Прошло четверть века с тех пор, как Поленов окончил академию, и он уже не помнит академического гнета того времени, не помнит унизительных выговоров Исеева, впрочем, о многом он попросту не знает, не знает, как читались его откровенные высказывания в совете профессоров, как комментировали его полные веры в справедливость откровенные признания.
Конечно, это была его молодость, это была пора надежд. И нервы были еще молодыми и крепкими. Он горячился, но не огорчался надолго. Все это, скопившись, сказалось потом, после очень сильного переживания и после очень ответственной и сложной работы — всего того, что стоило ему столько душевных сил. Но честь и слава ему, что при всем том он остался тверд в своих убеждениях, не пошел ни на какие компромиссы, ни на какие сделки с совестью, касалось ли это передвижников или академии — все равно.
Спустя еще два с лишним года, в конце 1899-го, у И. И. Толстого был случайный разговор с И. П. Хрущовым, и Хрущов написал об этом Поленову, рекомендуя ему пересмотреть свой отказ, ибо Толстой искренне хочет видеть его в составе профессоров.
С Толстым, надо отдать ему справедливость, и впрямь произошли благотворные перемены.
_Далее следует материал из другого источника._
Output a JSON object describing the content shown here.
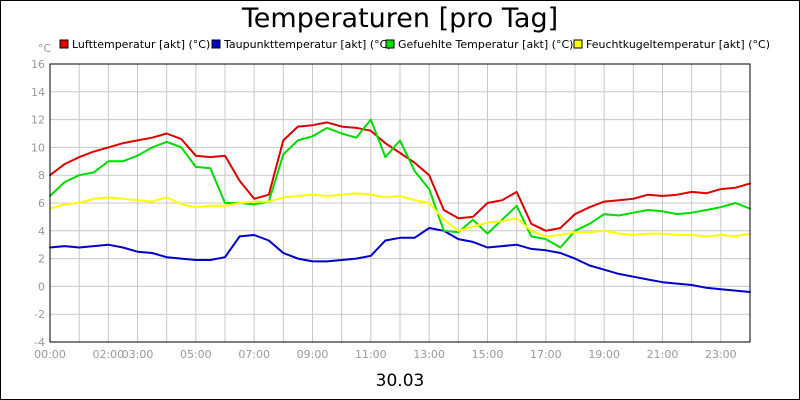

Став вице-президентом академии, он всячески способствовал мирискусникам; на него огромное влияние имел Серов, а через Серова Бенуа и Дягилев.
Но воспринять такие тонкие нюансы изменений во взглядах людей, с которыми он видится редко, почти не общается, Поленов уже не может. Да и главное для него не Иван Иванович Толстой, а общий дух, царящий в академии. В академию пошли преподавать наиболее ретроградные передвижники. Среди них один Репин остается еще настоящим художником, но и о нем Поленов невысокого мнения, не как о художнике, конечно, а как о человеке.
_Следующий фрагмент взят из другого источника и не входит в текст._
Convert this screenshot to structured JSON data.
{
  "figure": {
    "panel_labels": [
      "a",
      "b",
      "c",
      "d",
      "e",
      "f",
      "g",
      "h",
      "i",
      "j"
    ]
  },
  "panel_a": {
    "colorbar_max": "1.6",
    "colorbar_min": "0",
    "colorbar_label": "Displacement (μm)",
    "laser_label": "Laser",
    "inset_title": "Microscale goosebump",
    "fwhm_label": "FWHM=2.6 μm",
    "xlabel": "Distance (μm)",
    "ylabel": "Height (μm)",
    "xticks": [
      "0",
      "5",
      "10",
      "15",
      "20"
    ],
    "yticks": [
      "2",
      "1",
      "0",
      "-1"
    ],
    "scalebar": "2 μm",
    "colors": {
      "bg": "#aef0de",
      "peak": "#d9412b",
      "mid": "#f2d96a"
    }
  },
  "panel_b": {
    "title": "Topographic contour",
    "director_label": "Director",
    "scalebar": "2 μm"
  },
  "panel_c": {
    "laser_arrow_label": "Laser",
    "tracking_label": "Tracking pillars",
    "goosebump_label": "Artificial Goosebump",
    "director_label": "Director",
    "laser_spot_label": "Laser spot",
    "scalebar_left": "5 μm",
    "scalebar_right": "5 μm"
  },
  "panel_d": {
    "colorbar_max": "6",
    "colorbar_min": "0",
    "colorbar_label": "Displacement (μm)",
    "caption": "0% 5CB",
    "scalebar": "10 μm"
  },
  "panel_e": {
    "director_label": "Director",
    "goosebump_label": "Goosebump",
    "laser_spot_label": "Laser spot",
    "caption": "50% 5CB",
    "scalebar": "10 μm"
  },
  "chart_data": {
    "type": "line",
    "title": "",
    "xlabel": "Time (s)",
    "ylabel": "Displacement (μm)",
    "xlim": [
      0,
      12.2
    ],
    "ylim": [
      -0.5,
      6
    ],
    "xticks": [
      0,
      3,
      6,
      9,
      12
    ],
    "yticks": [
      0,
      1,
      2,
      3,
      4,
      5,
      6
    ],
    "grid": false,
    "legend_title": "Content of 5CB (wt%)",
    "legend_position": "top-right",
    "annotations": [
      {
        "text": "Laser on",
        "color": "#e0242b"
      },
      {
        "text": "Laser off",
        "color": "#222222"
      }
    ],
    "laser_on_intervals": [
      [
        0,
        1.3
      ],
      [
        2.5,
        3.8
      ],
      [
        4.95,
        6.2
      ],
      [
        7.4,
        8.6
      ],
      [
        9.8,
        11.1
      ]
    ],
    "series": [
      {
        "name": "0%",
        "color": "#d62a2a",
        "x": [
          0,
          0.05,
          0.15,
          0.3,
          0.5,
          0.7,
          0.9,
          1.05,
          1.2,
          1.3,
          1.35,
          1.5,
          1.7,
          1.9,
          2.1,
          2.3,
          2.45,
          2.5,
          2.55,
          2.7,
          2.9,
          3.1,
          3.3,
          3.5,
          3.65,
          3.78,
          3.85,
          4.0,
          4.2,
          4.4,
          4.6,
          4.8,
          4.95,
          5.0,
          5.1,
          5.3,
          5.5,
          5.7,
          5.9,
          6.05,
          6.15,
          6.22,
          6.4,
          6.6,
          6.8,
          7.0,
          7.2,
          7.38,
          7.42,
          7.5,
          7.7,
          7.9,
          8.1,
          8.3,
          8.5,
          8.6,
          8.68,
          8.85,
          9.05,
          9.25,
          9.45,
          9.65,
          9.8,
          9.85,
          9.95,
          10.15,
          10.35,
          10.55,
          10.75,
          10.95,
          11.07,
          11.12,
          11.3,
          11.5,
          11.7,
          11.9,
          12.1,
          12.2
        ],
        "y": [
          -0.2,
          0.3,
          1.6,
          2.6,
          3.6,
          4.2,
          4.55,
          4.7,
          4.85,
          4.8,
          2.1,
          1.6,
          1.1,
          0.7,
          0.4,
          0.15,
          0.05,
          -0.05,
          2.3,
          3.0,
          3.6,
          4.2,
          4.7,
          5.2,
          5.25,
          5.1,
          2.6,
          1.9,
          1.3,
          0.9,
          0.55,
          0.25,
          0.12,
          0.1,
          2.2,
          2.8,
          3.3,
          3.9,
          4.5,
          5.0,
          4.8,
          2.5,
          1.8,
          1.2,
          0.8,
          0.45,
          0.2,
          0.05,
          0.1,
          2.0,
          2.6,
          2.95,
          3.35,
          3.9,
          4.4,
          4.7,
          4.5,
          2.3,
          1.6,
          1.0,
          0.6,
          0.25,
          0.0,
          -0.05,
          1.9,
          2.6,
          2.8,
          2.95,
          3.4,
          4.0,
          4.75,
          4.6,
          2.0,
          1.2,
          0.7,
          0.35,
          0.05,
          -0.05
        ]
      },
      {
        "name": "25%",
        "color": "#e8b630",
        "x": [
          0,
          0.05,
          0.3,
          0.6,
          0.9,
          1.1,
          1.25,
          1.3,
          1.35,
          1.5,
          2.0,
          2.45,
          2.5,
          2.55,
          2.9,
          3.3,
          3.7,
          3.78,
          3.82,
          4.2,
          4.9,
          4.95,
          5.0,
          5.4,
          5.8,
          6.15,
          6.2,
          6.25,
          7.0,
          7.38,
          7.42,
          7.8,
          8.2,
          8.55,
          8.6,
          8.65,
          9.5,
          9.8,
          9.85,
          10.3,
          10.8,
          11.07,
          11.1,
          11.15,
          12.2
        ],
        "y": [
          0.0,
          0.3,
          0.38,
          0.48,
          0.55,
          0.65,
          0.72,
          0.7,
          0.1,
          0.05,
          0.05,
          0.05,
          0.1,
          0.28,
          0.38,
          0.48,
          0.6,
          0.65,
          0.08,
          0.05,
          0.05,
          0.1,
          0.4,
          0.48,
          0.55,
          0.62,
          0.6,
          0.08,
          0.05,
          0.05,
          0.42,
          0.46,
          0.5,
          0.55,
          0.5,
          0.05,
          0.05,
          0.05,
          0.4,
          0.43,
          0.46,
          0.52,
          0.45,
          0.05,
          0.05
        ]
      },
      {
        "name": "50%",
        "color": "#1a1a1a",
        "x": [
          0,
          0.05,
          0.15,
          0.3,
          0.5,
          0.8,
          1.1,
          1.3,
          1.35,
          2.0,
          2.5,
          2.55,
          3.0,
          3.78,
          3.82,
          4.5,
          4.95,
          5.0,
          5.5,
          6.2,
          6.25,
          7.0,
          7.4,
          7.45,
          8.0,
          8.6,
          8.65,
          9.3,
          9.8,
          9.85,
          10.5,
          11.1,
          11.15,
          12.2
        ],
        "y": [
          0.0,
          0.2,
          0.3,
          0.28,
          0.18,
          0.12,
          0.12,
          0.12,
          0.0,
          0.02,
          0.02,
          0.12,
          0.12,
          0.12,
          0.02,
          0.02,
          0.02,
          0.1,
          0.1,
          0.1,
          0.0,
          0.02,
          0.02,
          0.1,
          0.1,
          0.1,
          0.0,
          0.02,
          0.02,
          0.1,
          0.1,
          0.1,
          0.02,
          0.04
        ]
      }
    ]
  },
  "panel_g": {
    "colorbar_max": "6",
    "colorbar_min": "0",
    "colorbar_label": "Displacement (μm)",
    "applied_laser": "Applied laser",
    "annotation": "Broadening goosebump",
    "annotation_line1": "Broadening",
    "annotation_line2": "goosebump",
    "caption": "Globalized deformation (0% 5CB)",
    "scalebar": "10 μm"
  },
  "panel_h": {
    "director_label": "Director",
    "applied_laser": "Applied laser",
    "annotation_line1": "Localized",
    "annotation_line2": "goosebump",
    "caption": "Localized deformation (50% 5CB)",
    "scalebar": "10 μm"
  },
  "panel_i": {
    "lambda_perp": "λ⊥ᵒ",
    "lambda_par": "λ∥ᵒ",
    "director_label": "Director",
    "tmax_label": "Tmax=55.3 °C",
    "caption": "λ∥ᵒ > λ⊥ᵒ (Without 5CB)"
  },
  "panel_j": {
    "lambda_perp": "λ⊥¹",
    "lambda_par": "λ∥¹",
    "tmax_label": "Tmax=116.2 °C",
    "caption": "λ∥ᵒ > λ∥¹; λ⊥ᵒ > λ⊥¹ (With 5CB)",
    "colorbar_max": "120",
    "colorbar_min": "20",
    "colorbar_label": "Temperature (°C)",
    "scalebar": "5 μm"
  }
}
И в заключение своего огромного письма Хрущову, в котором он излагает историю 1891–1892 годов, потом историю 1897 года, Поленов пишет почти те же слова, что в письмах Кузнецову и Чистякову: «Было время, когда я пошел бы в Академию не скажу с удовольствием, скорее со страхом, потому что задача была слишком велика и ответственна, но я должен был тогда идти. Теперь же это невозможно, работа моя в ходу, и я не хочу ее прерывать, а главное — там делаются дела, с которыми я не могу примириться. Не далее как два года тому назад заставили оттуда уйти человека, всей душою преданного Академии и молодежи, потому что он осмелился иметь свое мнение. Я говорю о Куинджи. Я же, когда имею свое мнение, то держусь его крепко, и выйти меня никто не заставит, могут выгнать, но такой финал меня не привлекает. Да вряд ли Академия меня привлекла бы, я не гожусь в ее ареопаг, там теперь заседают все больше почтенные и важные нигилисты, а я таковым никогда не был. Мой друг Илья Ефимович Репин когда — то назвал меня отсталым либералом, вот это было верно сказано».
И следующий абзац, после изъяснений в любви к Петербургу, к его архитектуре, каналам, к Неве с ее набережными, театрами, где пережил он столько восторгов, Поленов кончает такой фразой: «Но Петербург как центр русского фетишизма или попросту холопства мне противен до глубины души».